Accord Gabon–Guinée équatoriale

Un accord qui marque un tournant dans un conflit historique

Après plusieurs années de tensions diplomatiques autour de la souveraineté de certains territoires insulaires et maritimes, le Gabon et la Guinée équatoriale affichent désormais leur volonté commune d’avancer dans un cadre institutionnel et pacifique. L’accord signé à Addis-Abeba constitue un mécanisme d’engagement entre les deux pays pour assurer la mise en œuvre de la décision de la Cour internationale de Justice. Il intervient dans un contexte où les États africains sont de plus en plus encouragés à privilégier le dialogue, la médiation et les solutions juridiques pour régler leurs différends. La signature de ce document intervient près d’un demi-siècle après le début des tensions liées à la délimitation des frontières héritées de la période coloniale. Un contentieux qui a longtemps pesé sur les relations entre Libreville et Malabo, malgré les liens historiques, culturels et économiques qui unissent les deux peuples.

La Cour internationale de Justice au cœur du processus

Le 19 mai 2025, la Cour internationale de Justice a rendu son arrêt dans cette affaire opposant les deux pays. Cette décision judiciaire constitue désormais le cadre de référence pour les prochaines étapes du règlement du différend. L’accord conclu à Addis-Abeba vise ainsi à transformer la décision de la juridiction internationale en actions concrètes. Il prévoit notamment un engagement des parties à respecter les conclusions de la CIJ et à poursuivre les échanges nécessaires afin de garantir une application ordonnée et transparente de l’arrêt. Cette démarche illustre également l’importance croissante du droit international dans la résolution des conflits entre États. En choisissant la voie judiciaire puis diplomatique, le Gabon et la Guinée équatoriale envoient un signal fort en faveur de la stabilité régionale.

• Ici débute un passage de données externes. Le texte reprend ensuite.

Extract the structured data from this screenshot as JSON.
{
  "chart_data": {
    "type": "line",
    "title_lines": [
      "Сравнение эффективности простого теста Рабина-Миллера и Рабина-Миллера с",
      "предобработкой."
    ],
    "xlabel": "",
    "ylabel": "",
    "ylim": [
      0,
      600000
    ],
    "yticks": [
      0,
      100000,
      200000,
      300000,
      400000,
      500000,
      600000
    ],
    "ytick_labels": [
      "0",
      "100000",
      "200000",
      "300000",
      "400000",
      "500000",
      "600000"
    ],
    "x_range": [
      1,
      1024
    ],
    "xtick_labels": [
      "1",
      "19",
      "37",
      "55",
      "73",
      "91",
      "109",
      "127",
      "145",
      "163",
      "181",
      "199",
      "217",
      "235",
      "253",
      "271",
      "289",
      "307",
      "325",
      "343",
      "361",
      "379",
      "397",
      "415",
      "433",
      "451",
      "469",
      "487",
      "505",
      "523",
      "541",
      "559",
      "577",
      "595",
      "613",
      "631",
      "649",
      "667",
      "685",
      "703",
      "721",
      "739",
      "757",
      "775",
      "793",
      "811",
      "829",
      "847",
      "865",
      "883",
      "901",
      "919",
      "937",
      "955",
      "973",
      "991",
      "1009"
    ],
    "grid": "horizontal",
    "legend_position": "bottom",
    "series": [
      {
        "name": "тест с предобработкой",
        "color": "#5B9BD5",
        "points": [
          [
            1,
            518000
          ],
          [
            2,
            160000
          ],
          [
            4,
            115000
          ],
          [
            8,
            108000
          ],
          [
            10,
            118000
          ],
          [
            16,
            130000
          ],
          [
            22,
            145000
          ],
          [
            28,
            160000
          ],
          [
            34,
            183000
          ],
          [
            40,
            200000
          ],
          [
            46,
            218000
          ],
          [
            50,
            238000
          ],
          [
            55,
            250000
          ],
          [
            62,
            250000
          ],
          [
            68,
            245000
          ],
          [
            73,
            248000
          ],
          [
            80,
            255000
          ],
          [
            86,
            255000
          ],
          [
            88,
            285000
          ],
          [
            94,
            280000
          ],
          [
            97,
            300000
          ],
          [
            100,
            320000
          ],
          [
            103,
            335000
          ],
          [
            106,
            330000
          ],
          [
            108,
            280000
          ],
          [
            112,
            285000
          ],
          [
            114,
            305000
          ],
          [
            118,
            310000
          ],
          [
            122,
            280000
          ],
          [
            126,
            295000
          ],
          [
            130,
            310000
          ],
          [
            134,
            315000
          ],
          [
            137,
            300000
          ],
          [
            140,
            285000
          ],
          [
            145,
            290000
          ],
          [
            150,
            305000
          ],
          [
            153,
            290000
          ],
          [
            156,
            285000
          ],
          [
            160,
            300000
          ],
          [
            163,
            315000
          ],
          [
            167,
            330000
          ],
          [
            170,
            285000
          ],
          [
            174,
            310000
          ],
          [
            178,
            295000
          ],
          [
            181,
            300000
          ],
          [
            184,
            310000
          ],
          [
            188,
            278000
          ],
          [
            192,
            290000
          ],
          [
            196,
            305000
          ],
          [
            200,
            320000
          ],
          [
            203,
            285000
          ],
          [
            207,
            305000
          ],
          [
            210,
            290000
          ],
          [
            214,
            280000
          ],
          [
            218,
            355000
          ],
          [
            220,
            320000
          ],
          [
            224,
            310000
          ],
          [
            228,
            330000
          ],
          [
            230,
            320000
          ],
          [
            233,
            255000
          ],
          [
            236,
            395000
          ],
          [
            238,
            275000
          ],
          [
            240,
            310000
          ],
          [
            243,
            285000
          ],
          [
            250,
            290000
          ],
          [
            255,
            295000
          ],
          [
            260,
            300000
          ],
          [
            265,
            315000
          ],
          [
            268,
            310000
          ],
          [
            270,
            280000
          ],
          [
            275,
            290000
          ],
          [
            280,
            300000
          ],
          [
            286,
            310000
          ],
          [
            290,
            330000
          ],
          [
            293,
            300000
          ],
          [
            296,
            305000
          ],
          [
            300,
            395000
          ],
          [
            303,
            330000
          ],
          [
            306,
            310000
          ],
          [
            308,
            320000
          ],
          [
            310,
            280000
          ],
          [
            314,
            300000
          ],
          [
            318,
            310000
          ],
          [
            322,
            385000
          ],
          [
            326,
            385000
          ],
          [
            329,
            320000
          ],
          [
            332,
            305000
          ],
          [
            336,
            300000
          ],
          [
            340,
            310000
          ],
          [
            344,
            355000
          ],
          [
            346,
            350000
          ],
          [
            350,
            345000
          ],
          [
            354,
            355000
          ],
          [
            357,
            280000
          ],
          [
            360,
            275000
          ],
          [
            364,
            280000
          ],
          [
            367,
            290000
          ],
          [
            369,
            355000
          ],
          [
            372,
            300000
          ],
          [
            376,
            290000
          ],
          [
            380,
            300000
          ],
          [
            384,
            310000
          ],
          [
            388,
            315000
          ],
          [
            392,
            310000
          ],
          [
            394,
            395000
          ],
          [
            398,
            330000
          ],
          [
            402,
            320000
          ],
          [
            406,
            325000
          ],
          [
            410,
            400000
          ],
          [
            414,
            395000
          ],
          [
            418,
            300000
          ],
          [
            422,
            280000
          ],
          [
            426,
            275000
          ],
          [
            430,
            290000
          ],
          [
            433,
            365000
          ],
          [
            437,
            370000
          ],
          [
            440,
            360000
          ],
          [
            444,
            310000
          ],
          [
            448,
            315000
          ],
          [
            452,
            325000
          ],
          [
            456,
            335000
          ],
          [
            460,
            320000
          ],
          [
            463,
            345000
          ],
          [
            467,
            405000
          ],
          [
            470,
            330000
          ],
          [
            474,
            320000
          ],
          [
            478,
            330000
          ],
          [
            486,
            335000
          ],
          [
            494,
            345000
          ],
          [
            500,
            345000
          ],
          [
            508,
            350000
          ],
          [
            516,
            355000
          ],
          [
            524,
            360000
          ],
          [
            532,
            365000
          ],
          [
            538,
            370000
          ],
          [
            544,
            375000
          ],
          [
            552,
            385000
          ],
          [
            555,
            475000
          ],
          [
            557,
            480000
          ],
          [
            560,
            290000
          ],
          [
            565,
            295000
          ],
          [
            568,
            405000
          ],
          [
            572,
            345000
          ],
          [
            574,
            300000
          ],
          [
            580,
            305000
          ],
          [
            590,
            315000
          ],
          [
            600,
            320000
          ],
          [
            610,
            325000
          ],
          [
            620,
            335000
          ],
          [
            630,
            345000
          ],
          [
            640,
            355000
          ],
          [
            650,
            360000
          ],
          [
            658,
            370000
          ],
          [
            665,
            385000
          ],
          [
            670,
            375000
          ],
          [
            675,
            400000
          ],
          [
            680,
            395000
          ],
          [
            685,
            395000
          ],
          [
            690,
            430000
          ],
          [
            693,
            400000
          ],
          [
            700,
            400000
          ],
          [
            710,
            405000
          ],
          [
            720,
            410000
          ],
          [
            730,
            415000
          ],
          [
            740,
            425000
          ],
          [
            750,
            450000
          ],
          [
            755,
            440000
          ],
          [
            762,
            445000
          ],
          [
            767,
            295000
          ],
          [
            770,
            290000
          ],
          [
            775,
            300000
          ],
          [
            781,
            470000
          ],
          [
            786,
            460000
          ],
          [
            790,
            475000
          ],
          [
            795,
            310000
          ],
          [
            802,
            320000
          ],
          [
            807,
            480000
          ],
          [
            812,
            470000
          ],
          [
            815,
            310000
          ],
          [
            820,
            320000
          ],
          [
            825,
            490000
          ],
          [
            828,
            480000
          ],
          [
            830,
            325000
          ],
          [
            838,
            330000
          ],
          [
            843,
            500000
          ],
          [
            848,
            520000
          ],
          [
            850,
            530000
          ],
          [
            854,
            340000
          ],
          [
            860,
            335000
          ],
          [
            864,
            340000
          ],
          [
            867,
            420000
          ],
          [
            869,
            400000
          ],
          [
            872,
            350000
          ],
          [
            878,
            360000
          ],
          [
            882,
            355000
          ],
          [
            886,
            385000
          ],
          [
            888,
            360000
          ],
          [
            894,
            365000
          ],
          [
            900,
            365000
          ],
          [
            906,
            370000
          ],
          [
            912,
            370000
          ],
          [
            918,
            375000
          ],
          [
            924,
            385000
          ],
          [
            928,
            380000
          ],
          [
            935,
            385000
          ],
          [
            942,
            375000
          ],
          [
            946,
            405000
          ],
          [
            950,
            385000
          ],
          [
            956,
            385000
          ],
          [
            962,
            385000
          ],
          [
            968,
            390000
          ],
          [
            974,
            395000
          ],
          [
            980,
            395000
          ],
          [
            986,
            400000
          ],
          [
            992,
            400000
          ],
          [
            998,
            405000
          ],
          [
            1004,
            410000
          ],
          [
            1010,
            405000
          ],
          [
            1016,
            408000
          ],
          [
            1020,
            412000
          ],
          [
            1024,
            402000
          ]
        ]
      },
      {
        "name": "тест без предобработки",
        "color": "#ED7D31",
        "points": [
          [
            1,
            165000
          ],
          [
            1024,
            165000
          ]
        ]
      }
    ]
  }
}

L’Union africaine, facilitatrice du dialogue régional

La présence du président de la Commission de l’Union africaine, Mahmoud Ali Youssouf, lors de la signature témoigne du rôle central joué par l’organisation continentale dans l’accompagnement des processus de paix et de règlement des différends. Pour l’Union africaine, la prévention des conflits et la promotion du dialogue entre États membres figurent parmi les priorités stratégiques. Cette médiation institutionnelle s’inscrit dans la volonté de renforcer les mécanismes africains de résolution des crises, conformément au principe de « solutions africaines aux problèmes africains ». La cérémonie organisée dans la capitale éthiopienne représente ainsi plus qu’un simple acte administratif. Elle symbolise l’engagement des États concernés à privilégier la coopération régionale plutôt que la confrontation.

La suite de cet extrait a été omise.